Há filmes que nos transportam para outros mundos, há filmes que nos mostram quem somos. Princesa Mononoke de 1997 dirigido e escrito por Hayao Myiazki e produzido pelo o Ghibli Studio faz as duas coisas de uma forma que quase nos tira o chão. Não é apenas uma animação magnífica, é uma experiência visceral, uma viagem ao centro do ódio e da ternura que coexistem em cada um de nós.
Vou começar com o centro de todo o enredo, A floresta dos deuses , que no longa de Miyazaki não é só cenário: é um organismo vivo, habitado por deuses antigos e ferida pela ganância dos homens. Mas o que a envenena de verdade não é o ferro das enxadas, nem o progresso, nem as armas: é o ódio, esse sentimento viscoso, capaz de transformar bestas sagradas em demónios, de cegar humanos e espíritos, de nos fazer esquecer quem fomos, quem somos. A maldição que Ashitaka carrega para além de fio conductor da história é o retrato disso: cada vez que cede à raiva, ganha força, mas perde-se um pouco mais. É um preço universal. Todos carregamos um bocadinho dessa marca.
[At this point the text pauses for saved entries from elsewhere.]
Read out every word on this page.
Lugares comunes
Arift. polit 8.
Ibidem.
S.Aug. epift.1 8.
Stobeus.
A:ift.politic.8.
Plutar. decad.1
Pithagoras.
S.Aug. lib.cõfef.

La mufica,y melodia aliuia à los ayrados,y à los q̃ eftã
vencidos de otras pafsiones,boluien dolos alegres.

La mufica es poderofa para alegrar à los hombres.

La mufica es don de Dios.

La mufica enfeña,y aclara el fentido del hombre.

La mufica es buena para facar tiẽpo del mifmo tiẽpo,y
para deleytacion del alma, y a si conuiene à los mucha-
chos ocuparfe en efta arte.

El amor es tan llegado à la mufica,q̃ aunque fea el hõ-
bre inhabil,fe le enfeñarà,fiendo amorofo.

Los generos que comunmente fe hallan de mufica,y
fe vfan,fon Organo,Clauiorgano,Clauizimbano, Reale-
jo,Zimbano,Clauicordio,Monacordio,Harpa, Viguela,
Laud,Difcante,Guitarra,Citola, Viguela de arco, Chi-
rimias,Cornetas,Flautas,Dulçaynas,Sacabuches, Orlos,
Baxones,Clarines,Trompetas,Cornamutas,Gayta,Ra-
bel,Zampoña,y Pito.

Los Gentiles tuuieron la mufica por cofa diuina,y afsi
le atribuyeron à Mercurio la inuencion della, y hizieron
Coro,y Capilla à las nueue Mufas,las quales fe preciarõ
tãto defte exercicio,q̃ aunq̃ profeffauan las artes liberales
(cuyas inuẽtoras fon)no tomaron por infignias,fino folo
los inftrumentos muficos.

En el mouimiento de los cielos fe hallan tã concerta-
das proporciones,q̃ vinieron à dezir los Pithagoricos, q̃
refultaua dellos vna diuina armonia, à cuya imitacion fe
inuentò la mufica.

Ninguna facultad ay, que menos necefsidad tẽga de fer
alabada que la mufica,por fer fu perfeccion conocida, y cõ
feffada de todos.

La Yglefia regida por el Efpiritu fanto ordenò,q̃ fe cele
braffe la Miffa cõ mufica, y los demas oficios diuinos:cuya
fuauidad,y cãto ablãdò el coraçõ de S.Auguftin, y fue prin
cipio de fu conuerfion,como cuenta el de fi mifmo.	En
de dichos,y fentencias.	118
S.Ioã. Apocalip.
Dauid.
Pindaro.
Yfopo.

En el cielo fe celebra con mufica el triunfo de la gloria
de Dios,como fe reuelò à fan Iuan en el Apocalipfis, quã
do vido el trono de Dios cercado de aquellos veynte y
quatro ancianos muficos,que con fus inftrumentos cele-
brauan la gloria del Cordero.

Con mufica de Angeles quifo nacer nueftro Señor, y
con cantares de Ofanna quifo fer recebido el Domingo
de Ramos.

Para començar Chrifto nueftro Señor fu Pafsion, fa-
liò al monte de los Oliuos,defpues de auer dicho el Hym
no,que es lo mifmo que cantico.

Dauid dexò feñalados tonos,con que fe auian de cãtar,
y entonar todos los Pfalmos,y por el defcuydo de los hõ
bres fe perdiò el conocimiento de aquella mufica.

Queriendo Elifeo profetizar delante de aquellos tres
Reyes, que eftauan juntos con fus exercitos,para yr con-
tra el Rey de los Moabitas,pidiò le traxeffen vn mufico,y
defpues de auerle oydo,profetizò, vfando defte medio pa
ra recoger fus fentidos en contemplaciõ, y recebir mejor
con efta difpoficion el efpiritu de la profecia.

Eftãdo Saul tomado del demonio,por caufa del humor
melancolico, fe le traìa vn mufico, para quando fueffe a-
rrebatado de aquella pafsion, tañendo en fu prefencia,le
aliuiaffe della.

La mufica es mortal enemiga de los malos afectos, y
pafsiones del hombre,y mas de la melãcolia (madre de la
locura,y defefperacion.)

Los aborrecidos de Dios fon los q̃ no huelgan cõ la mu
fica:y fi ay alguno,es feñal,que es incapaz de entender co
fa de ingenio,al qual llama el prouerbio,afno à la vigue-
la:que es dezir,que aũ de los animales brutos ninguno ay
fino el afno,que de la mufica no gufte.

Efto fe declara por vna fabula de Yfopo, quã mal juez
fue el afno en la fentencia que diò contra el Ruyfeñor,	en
Miyazaki não nos oferece respostas fáceis. Não há vilões de verdade. Lady Eboshi, com toda a sua dureza, tenta proteger os desamparados e os seus compatriotas . San, a lobo-humana, odeia o que os homens fizeram com floresta, mas ama esse local que chama de casa com a mesma intensidade e como todos está preparada para defender o seu lar. Ninguém está completamente certo ou errado. A tragédia aqui é colectiva, e o ódio, esse é o único inimigo comum. Ashitaka e a sua maldição também aqui simbolizam essa tragédia: quanto mais ele usa o poder que o ódio concede, mais se aproxima da morte. Os seus atos de compaixão contrastam com as ações dos outros, e nos mostra que o ódio apenas gera mais ódio, enquanto a empatia é a única génese de cura.
O mesmo caminha entre mundos, com “olhos não turvados pelo ódio”. Como dito, tenta ouvir, tenta compreender. É talvez a personagem mais corajosa do cinema de Miyazaki, porque se recusa a ceder à raiva, mesmo quando tudo lhe diz para o fazer. A sua missão é de redenção, mas é também a nossa: olhar para a outra face, perceber o medo e o amor que movem quem nos parece inimigo.
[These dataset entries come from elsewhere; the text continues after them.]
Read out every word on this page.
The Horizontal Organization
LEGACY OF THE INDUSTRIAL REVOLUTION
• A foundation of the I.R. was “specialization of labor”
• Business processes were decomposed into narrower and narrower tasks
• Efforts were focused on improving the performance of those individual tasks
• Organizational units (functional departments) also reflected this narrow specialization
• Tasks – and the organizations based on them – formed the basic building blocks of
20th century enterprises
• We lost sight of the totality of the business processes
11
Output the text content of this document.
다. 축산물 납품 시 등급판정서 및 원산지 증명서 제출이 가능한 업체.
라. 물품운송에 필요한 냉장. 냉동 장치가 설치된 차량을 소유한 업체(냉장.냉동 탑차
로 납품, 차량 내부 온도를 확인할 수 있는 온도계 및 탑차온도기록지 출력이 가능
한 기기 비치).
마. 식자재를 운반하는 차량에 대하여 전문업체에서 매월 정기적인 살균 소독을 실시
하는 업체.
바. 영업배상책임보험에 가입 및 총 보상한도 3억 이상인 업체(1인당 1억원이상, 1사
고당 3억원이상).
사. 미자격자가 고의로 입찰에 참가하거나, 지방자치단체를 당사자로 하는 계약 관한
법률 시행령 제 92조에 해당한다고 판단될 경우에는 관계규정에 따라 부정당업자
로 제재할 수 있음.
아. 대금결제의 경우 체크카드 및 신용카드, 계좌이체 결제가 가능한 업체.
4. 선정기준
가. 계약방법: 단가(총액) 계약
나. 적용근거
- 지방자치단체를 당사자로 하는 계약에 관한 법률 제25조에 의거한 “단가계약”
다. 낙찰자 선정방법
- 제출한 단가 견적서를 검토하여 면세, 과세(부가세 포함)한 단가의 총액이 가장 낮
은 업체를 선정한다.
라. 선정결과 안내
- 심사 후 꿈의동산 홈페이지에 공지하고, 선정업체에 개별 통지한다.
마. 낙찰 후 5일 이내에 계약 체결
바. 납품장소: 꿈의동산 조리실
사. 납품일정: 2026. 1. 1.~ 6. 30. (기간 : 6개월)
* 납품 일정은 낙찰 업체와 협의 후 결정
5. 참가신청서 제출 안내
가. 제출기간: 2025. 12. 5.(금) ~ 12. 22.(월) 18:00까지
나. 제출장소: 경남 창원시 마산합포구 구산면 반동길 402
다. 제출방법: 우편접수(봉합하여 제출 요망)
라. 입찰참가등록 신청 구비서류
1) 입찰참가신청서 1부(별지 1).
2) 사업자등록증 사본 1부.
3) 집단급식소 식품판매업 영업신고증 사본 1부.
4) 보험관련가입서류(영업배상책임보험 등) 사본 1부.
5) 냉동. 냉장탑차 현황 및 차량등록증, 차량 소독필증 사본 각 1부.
“ Life is suffering. It is hard. The World is cursed. But still, you find reasons to keep living.”
E toda essa complexidade emocional encontra expressão numa beleza visual absoluta conseguida pelo o estúdio de animação japonês. Cada folha, cada espírito, cada gota de sangue é desenhada com uma reverência rara. As cenas violentas são cruas e frequentes: cabeças cortadas, batalhas selvagens reforçam a mensagem de que o ódio amplifica a destruição e acelera a decadência dos personagens, sem oferecer uma glória ou redenção imediata. E a música de Joe Hisaishi é um show à parte, faz-nos sentir o coração da floresta a bater, lento, ferido, mas persistente.
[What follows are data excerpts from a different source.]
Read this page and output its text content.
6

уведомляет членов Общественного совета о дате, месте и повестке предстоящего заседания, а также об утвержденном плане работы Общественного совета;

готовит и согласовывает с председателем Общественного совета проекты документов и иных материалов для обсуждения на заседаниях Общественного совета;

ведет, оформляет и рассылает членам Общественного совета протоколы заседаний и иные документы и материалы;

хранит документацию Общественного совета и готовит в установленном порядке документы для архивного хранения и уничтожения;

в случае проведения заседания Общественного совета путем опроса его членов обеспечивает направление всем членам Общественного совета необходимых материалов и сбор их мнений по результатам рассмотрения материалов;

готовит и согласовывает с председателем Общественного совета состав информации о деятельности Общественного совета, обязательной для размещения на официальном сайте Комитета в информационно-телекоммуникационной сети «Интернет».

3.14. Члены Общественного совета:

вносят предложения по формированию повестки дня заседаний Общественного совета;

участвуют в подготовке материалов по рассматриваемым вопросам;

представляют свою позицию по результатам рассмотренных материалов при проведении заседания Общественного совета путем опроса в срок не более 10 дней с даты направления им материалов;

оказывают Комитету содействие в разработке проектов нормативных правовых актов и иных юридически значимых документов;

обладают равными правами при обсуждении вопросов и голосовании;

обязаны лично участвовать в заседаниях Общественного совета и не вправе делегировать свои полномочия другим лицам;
Princesa Mononoke é uma resposta à natureza destrutiva do ódio. Mostra-nos que a vingança nunca traz paz e que a raiva nunca irá curar feridas. Mas também sussurra que, se ouvirmos com atenção, ainda há esperança, porque mesmo depois da guerra, quando tudo parece perdido, a vida teima sempre em recomeçar. E talvez, quem sabe, ainda possamos aprender a ver com olhos não turvados. A amar, mesmo no meio do caos. Este filme não é apenas para ver; é para sentir, para pensar, para levar connosco. Tal como a floresta, só sobrevive quem cuida. E só se cura quem escolhe não odiar.